Tonificado tras una ducha larga, dudó si preparar un té o un café y saborearlo mientras contemplaba aquellos bellos jardines. Finalmente, optó por ser parte activa en el placentero paisaje que estaba admirando. Así que terminó su aseo personal y bajó a tomar un expreso al bar del hotel, para después pasear por los hermosos y ya soleados jardines mientras esperaba la hora de su cita.

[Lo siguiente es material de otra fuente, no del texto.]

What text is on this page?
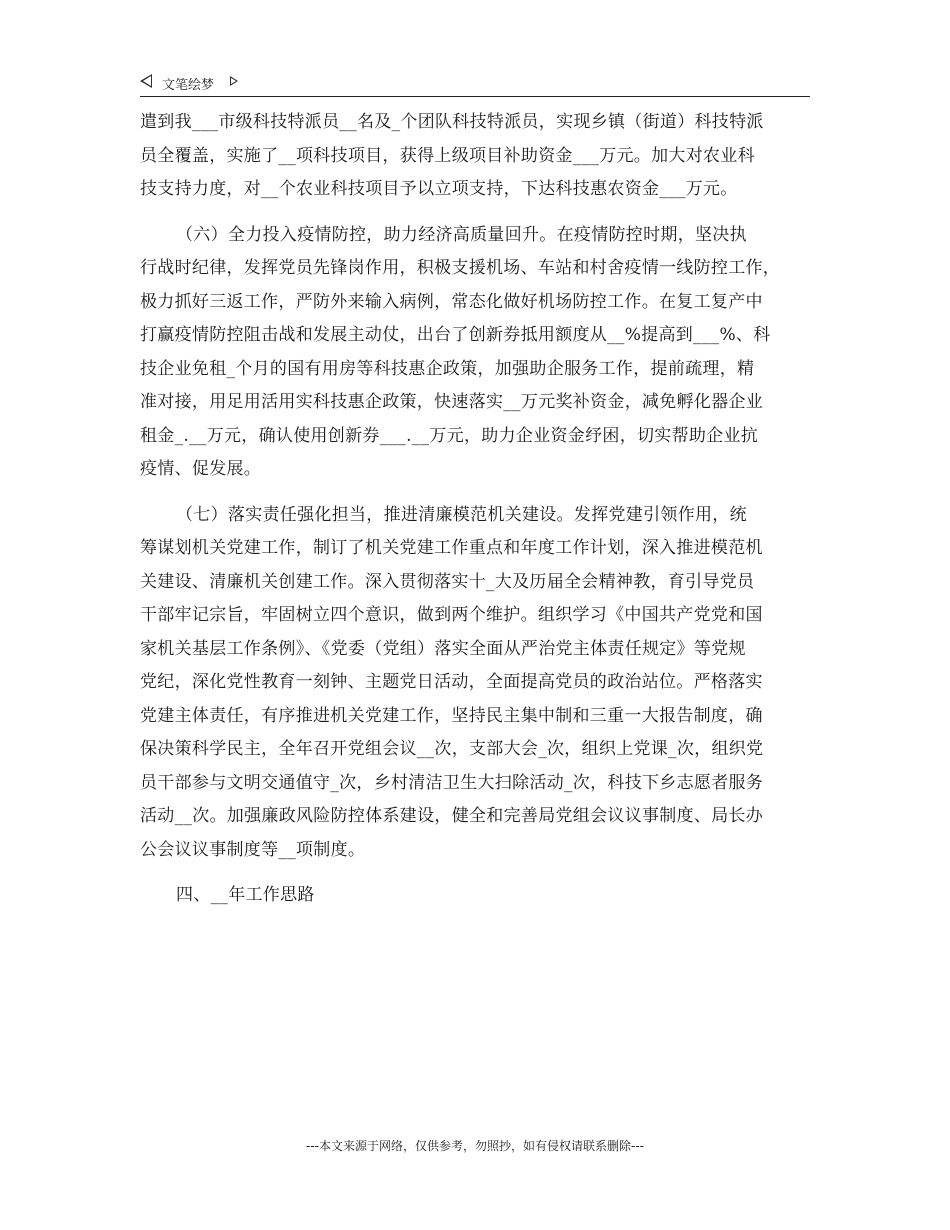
文笔绘梦
遣到我___市级科技特派员__名及_个团队科技特派员，实现乡镇（街道）科技特派
员全覆盖，实施了__项科技项目，获得上级项目补助资金___万元。加大对农业科
技支持力度，对__个农业科技项目予以立项支持，下达科技惠农资金___万元。
（六）全力投入疫情防控，助力经济高质量回升。在疫情防控时期，坚决执
行战时纪律，发挥党员先锋岗作用，积极支援机场、车站和村舍疫情一线防控工作，
极力抓好三返工作，严防外来输入病例，常态化做好机场防控工作。在复工复产中
打赢疫情防控阻击战和发展主动仗，出台了创新券抵用额度从__%提高到___%、科
技企业免租_个月的国有用房等科技惠企政策，加强助企服务工作，提前疏理，精
准对接，用足用活用实科技惠企政策，快速落实__万元奖补资金，减免孵化器企业
租金_.__万元，确认使用创新券___.__万元，助力企业资金纾困，切实帮助企业抗
疫情、促发展。
（七）落实责任强化担当，推进清廉模范机关建设。发挥党建引领作用，统
筹谋划机关党建工作，制订了机关党建工作重点和年度工作计划，深入推进模范机
关建设、清廉机关创建工作。深入贯彻落实十_大及历届全会精神教，育引导党员
干部牢记宗旨，牢固树立四个意识，做到两个维护。组织学习《中国共产党党和国
家机关基层工作条例》、《党委（党组）落实全面从严治党主体责任规定》等党规
党纪，深化党性教育一刻钟、主题党日活动，全面提高党员的政治站位。严格落实
党建主体责任，有序推进机关党建工作，坚持民主集中制和三重一大报告制度，确
保决策科学民主，全年召开党组会议__次，支部大会_次，组织上党课_次，组织党
员干部参与文明交通值守_次，乡村清洁卫生大扫除活动_次，科技下乡志愿者服务
活动__次。加强廉政风险防控体系建设，健全和完善局党组会议议事制度、局长办
公会议议事制度等__项制度。
四、__年工作思路
---本文来源于网络，仅供参考，勿照抄，如有侵权请联系删除---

Recordando las palabras de su padre, pensó en lo poco que conocía de las personas con las que pretendía encontrarse en la reunión prevista para esa misma mañana. Se trataba de dos científicos, padre e hijo, procedentes de Samarcanda. Doctores en ciencias, en no sabía qué materias. Interpretaba, por los datos que le había dado la persona con la que se había estado comunicando, que al menos el padre había coincidido en su vida y actividades con su abuelo durante la primera etapa, en la que él, lord Edward, se unió al grupo de locos… bueno, de sabios científicos.

Según su padre, entre todos ellos englobaban prácticamente el saber total de esta y otras épocas anteriores: astrólogos y astrónomos, matemáticos, filósofos, químicos, físicos y metafísicos, biólogos, etc., ciencias antiguas conocidas e incluso algunas desconocidas para la mayor parte de los mortales. También los de Samarcanda hablaban de ellos con mucho respeto cuando se referían al grupo. Los denominaban indistintamente científicos, eruditos e incluso sabios. Pero ¿cuántos años tendría aquel doctor en ciencias cuando conoció a su abuelo?, ¿qué años tenía su abuelo en el momento en que Hushein de Samarcanda llama la primera época?, ¿sería también un anciano a punto de abandonar este mundo? En ese caso, poco podría hacer por él.

Solo faltaba media hora para la entrevista. Decidió entrar en el comedor donde se servían los desayunos. Comenzó con un zumo de naranja recién exprimida —la encontró deliciosa—, un yogur natural y una tostada a la que añadió tomate fresco y un buen chorro de aceite de oliva virgen, tal como se había acostumbrado en sus visitas a España. Al terminar se dirigió a la sala donde iba a tener lugar la reunión. Era más bien una salita para diez o doce personas. Resultaba acogedora y bien iluminada gracias a la luz que penetraba por sus grandes cristaleras. Además de dos cómodas antiguas en perfecto estado, había dos mesas con agradables silloncitos rodeándolas. Se dirigió a la mesa que consideró mejor situada. Tomaría otro café mientras esperaba.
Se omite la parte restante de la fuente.